Psychic debugging: Why does opening a command prompt always print a weird error message?

Every so often, somebody reports that whenever they open a command prompt, they get a weird error message between the version banner and the prompt.

Microsoft Windows [Version 10.0.14393]
(c) 2016 Microsoft Corporation. All rights reserved.
The filename, directory name, or volume label syntax is incorrect.


Where is that message "The filename, directory name, or volume label syntax is incorrect" coming from?

My psychic powers tell me that it's coming from AutoRun.

AutoRun is a hidden gotcha of the command processor which lets you set a registry key to inject a command into every command prompt as soon as it starts up. And I'm guessing that there's a rogue AutoRun entry that is doing something which is generating that message.

For example, I was able to reproduce the message by doing this:

reg add "HKCU\Software\Microsoft\Command Processor" /v AutoRun /d \"C:|

After running this command, open a command prompt, and you'll get that same error message.

And before you forget, run this command to get rid of the bogus AutoRun:

reg delete "HKCU\Software\Microsoft\Command Processor" /v AutoRun /f
Comments (13)
  1. The MAZZTer says:

    You can do some pretty neat things with your own autorun script. I have one that hooks the drive letter changes and cd/chdir/pushd/popd commands with doskey. Whenever I change directory, I update the title of the window to reflect it.

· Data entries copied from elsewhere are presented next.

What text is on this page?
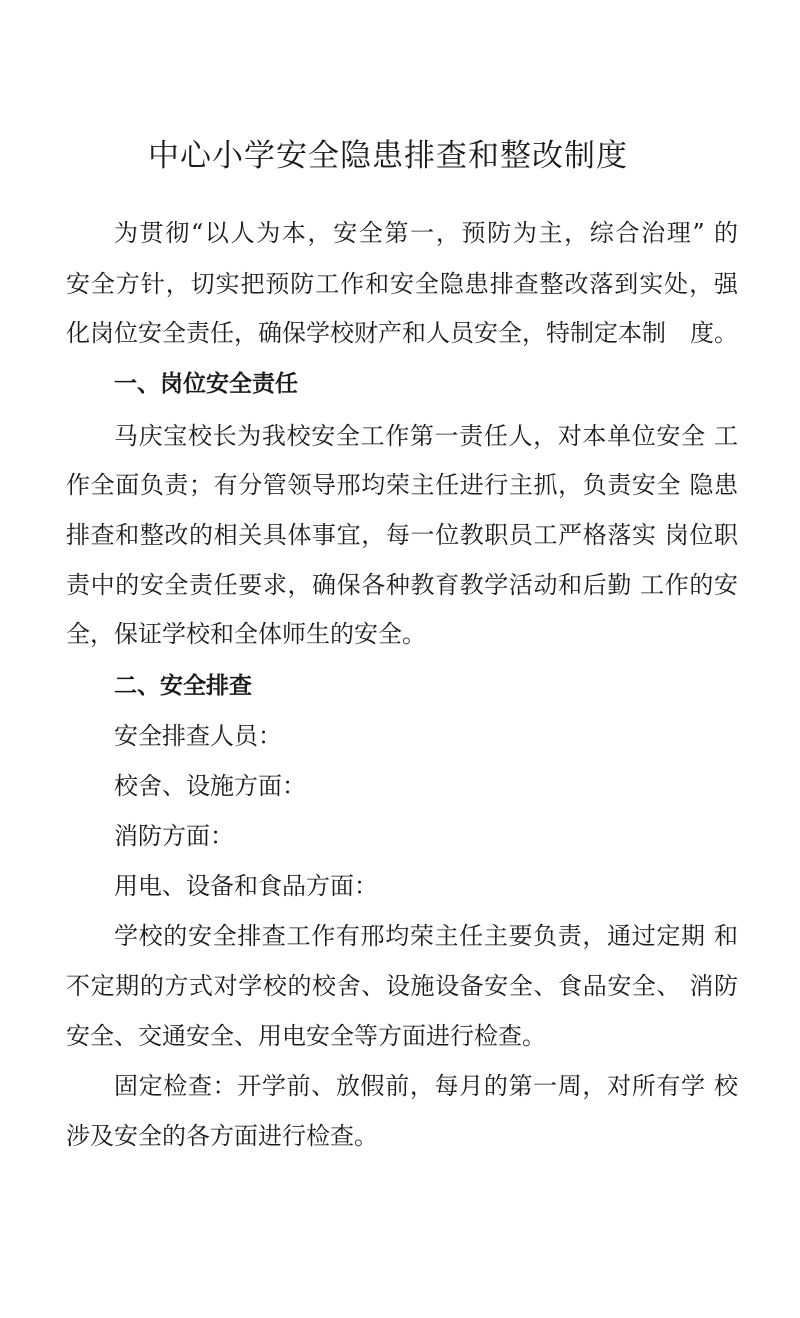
中心小学安全隐患排查和整改制度

为贯彻“以人为本，安全第一，预防为主，综合治理” 的

安全方针，切实把预防工作和安全隐患排查整改落到实处，强

化岗位安全责任，确保学校财产和人员安全，特制定本制　度。

一、岗位安全责任

马庆宝校长为我校安全工作第一责任人，对本单位安全 工

作全面负责；有分管领导邢均荣主任进行主抓，负责安全 隐患

排查和整改的相关具体事宜，每一位教职员工严格落实 岗位职

责中的安全责任要求，确保各种教育教学活动和后勤 工作的安

全，保证学校和全体师生的安全。

二、安全排查

安全排查人员：

校舍、设施方面：

消防方面：

用电、设备和食品方面：

学校的安全排查工作有邢均荣主任主要负责，通过定期 和

不定期的方式对学校的校舍、设施设备安全、食品安全、 消防

安全、交通安全、用电安全等方面进行检查。

固定检查：开学前、放假前，每月的第一周，对所有学 校

涉及安全的各方面进行检查。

    Of course, such scripts need to be created carefully. Any app that tries to funnel commands through cmd.exe will end up invoking this script, so it could break things if it changes something like the working directory.

    1. D.R. says:

      I’d suggest to not use AutoRun at all, as the file is more often executed than you can think. See e.g., the following – you cannot really specify /D in FOR loops, which runs the AutoRun very often if you do a FOR /F %%i IN (‘mycmd’) DO …

    2. Joshua says:

      cmd /k is your friend.

    3. skSdnW says:

      I actually had to stop using doskey to create aliases because doskey in AutoRuns sometimes crashes when cmd.exe is started by some 3rd-party apps. Probably because stdin was not hooked up or a strange stdout pipe? This was back in the XP/Vista days so it might be fixed by now. I must have reported it hundreds of times over the years with Dr. Watson before I gave up and wrote my own alias.exe helper.

  2. GWO says:

    Everyone who’s every edited a “~/.profile” knew where this one was going!

    1. Joshua says:

      It’s more like .kshrc

  3. morlamweb says:

    I remember one time years ago when I was madly troubleshooting a database update script, running through the command line, that failed only on my machine. The culprit was an AutoRuns key that I had set years earlier and had long since faded from my memory. Boy, was I embarrassed when I had to recall that bug report…

  4. Zuba Dalama says:

    Want *nix-like prompt every time you start cmd.exe?
    Put this in your AutoRun:
    prompt %USERNAME:$=$$%@%COMPUTERNAME%$S$P$_§$S

    1. skSdnW says:

      Too much wasted space for my taste. Put the computer name in the titlebar and make the colors red on white if the user is elevated.

  5. Wizou says:

    Sounds to me like a security issue !
    A non-admin program can quietly set HKCU\Software\Microsoft\Command Processor\Autorun to run malware
    And next time you open a cmd.exe with admin rights, the malware command gets executed

    1. D.R. says:

      Note that the HKCU is a different one for the Administrator account, so this isn’t a problem.

      1. Wizou says:

        It doesn’t look like it.
        For example, from a normal command prompt I tested: reg add “HKCU\Software\Microsoft\Command Processor” /v AutoRun /d “regedit”
        When I open a new normal cmd.exe, it starts and I get also prompted to run regedit with admin rights (that’s expected)
        When I open an admin cmd.exe (From start menu “cmd” + Ctrl-Shift-Enter), I get prompted to run cmd with admin rights (that’s expected), and then regedit is launched without further prompting.
        That means the same HKCU Autorun was used for normal & admin cmd.exe and a malware can setup a sneak attack through this, waiting for the user to open a cmd with admin rights.
        IMO, cmd.exe (signed by MS authenticode) should be entrusted to be run safely as admin at any time and not execute commands from HKCU.

      2. Wizou says:

        Note that my case was about an account that can elevate with admin rights through UAC prompts, not about a different Administrator account.